Authored by the Brazilian cartoonist Marcelo D’Salete, Run For It collects a number of short stories, each one offering a different perspective on the peculiar institution. But while the genre of slave narrative grows wearier and wearier with every iteration, D’Salete avoids many of the pitfalls that hobble the familiar slave narratives, which are typically authored by white writers. There are no white saviors, there are no sympathetic white liberals, there is no attempt to minimize the pain—physical, mental, spiritual—that slavery wrought on millions of people. But at the same time, D’Salete avoids falling into a cynical exploitation of that pain—another over-corrective mistake that white authors tend to fall into. Rather, D’Salete constructs a space of immense humanity. That is, characters and communities are here afforded depth, complexity, and a multitude of simultaneous emotions. He peoples his stories with love and loss, joy and struggle. Run For It resists the opportunity to fling sand in the eyes of readers and sting their vision. Instead, it is honest about its subject matter and masterful in its explication and rendering of that subject matter.

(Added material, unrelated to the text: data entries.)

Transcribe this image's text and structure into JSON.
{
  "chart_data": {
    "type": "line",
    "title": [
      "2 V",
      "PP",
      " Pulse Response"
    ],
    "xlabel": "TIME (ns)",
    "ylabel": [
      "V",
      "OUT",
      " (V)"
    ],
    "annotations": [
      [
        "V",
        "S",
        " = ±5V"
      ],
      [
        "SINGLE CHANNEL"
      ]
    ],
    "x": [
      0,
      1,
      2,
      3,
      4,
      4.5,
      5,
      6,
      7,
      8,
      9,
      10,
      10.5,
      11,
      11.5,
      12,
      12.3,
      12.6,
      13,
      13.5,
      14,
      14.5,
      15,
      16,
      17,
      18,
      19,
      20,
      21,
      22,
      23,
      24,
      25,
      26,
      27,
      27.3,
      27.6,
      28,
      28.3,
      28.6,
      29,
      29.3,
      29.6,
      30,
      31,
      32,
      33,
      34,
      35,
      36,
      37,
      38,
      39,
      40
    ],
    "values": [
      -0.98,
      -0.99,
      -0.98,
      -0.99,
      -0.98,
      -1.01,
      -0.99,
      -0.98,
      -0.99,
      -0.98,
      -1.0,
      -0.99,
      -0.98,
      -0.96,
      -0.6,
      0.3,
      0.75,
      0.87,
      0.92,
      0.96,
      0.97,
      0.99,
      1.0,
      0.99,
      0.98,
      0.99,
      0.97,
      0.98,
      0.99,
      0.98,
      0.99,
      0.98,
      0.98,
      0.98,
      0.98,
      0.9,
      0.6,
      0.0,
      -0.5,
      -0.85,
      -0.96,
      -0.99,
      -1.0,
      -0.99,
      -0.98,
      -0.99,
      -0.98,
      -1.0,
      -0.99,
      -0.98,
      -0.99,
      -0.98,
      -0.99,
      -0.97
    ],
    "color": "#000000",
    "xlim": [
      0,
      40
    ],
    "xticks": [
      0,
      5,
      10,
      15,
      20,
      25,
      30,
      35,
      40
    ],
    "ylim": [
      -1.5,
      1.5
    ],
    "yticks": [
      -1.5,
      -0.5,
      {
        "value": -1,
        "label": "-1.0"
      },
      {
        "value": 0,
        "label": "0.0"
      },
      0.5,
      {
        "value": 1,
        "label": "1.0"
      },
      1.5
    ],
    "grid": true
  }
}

The work that D’Salete’s use of ink does to achieve this affect cannot be overstated. Using clean, precise lines to delineate objects and figures, D’Salete alternates to thick smears of ink—the brushstrokes visible—to fill out and texture the compositions. The results are panels where finely rendered drawings surround details abstracted to the brink of unrecognizability.
By oscillating between these two techniques, D’Salete manages to craft a comic that is, at some moments, incredibly naturalistic and, at others, incredibly stylized—without attenuating the power and dynamism of either aesthetic choice. In one panel, a slave overseer pulls a dagger from his chest, which D’Salete renders with an accomplished amount of naturalism; but the blood, which shoots out of the overseer’s chest, D’Salete renders as a kinetic explosion of ink. The panel mixes banality and extremity, stillness and movement, simplicity and complexity. This aesthetic allows D’Salete to produce arresting compositions—fever dream-like stages inhabited by subtle and affective actors—without sacrificing its vivacious energy. Simply put: Run For It is easily one of the most beautifully illustrated comics of the year. But the book isn’t simply gorgeous to look at: D’Salete uses his compelling images to move readers and to inform them, and, overall, the book is an incredibly accomplished work of cartooning.